The fifth installment of the Scream franchise had a pretty big order to fill: after Scream 4‘s mixed reviews and the death of Wes Craven, the franchise seemed as dead as Ghostface’s many, many victims, and only an exceptional film would do to save it.

Luckily, right off the bat, Scream 2022 pays homage to the original – and to the slasher genre in general – without feeling derivative. Opening with a lengthy scene in which Ghostface attacks a teenage girl home alone,the sequel is as tense as it is subtly funny, with small jokes at the expense of the horror genre (and some of its more obnoxious fans) sprinkled in amongst the many scares and vicious murders.

With a large ensemble cast comprised of new characters and “legacy” characters, Scream is able to breathe new life into the franchise in an organic and decidedly self-aware manner. In keeping with the rest of the franchise, Scream addresses the most common audience critiques of horror movie sequels, and manages to be just subversive enough to keep it fresh without breaking the formula.

One of Scream 2022’s biggest strengths is the way in which it sets up its big moments. It’s filled with small musical builds to fake-out moments, keeping its audience on their toes as they anticipate what way or may not be the next death/jump scare/shocking twist.

In spite of this, Scream lacked any genuine scares. What it replaced them with was a peculiar blend of meta commentary on the horror genre and tongue-in-cheek fan service, essentially making it the perfect Scream sequel.
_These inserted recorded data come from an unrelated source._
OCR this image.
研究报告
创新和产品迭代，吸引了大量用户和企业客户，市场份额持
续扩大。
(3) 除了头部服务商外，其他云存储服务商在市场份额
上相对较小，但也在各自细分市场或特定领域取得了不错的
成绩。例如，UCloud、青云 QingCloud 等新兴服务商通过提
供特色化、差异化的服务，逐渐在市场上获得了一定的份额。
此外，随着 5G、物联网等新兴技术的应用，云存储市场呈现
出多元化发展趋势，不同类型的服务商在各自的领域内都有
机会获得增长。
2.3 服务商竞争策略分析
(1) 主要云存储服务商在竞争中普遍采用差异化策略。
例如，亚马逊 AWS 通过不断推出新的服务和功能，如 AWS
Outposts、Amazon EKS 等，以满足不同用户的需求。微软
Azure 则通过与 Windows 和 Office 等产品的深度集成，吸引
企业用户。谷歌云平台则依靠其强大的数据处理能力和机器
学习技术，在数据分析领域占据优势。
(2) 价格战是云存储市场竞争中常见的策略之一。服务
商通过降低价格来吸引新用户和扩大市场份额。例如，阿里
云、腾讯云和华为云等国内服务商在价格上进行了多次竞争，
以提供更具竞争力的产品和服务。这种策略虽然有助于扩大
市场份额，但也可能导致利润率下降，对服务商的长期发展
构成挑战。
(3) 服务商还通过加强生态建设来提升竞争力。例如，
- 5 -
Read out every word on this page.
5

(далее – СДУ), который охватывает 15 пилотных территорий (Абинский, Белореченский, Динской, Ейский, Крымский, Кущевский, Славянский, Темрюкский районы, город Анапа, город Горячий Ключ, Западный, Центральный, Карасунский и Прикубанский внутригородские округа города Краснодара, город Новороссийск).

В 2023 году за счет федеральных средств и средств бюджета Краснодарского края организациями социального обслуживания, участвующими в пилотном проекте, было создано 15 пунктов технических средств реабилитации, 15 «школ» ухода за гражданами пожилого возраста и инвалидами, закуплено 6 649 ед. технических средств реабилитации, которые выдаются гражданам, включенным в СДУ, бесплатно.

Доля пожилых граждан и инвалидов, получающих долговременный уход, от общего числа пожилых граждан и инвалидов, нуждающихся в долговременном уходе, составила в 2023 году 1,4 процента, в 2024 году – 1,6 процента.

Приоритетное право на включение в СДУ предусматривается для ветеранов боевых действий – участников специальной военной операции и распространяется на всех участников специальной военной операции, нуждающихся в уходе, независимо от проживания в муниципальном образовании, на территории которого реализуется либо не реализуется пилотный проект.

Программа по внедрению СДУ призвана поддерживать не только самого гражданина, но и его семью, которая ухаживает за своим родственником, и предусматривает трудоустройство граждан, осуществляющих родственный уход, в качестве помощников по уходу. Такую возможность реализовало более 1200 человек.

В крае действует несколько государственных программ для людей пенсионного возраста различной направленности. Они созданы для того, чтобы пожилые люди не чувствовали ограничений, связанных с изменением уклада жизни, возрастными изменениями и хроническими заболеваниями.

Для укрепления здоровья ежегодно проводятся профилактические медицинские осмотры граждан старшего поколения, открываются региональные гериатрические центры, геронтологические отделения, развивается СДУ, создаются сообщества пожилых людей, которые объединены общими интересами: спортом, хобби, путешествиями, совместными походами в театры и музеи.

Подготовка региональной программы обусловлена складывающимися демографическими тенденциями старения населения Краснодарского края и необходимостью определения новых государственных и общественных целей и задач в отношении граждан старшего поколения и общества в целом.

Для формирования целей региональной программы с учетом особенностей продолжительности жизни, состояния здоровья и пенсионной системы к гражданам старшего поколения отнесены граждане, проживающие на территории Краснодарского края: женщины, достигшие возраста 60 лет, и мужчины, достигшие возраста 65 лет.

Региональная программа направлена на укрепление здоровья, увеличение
By following up on (and poking fun at) the meta elements of the franchise’s previous films, Scream 2022 was able to feel light-hearted even while it was killing off a considerable portion of its ensemble cast.

Despite appearances, Scream 2022 is actually less a horror and more a mystery – and by gently addressing this in brief reprises from the relentless bloodbath that is the film’s narrative, it secures itself a place among the latter genre far more convincingly than if it had aimed to be pure horror.

One of the most refreshing concepts behind the film is the clear intention of moving forward with the franchise. There’s references to critically lauded horror films of recent years (such as Hereditary and The Babadook) which make the film far more accessible to a newer audience, and there’s also scathing condemnation of toxic fandoms who refuse to accept any attempted change in their chosen franchises.

Somehow, in its meta satire, Scream is able to appease fans of the original while still making it clear that the franchise has grown. Adapting to co-exist with modern horror by doubling down on its non-horror elements is what makes Scream so enjoyable, particularly as it’s all underpinned by some genuinely uncomfortable and callous scenes of violence that maintain the essence of the real-life inspiration behind the original Scream.

With its cast (both new and returning) delivering sound performances as characters who begin to deeply mistrust one another, Scream 2022 is a brilliantly realized idea for what the franchise needs to be moving forward. It’s not particularly scary, but that’s essentially the point – it’s a film that acts as a commentary on itself, and it has a lot of fun while doing so.

Rating: 75%

Summary: By making its killing spree as fun as it is gripping, Scream ups the mystery and the meta jokes and transcends its horror genre trappings.

Highlight: Numerous small moments stand out for the excellent direction and editing – particularly the use of music to further the meta humor and mess with audiences’ expectations – but the true highlight is the film’s ensemble cast working to bring it all together so well.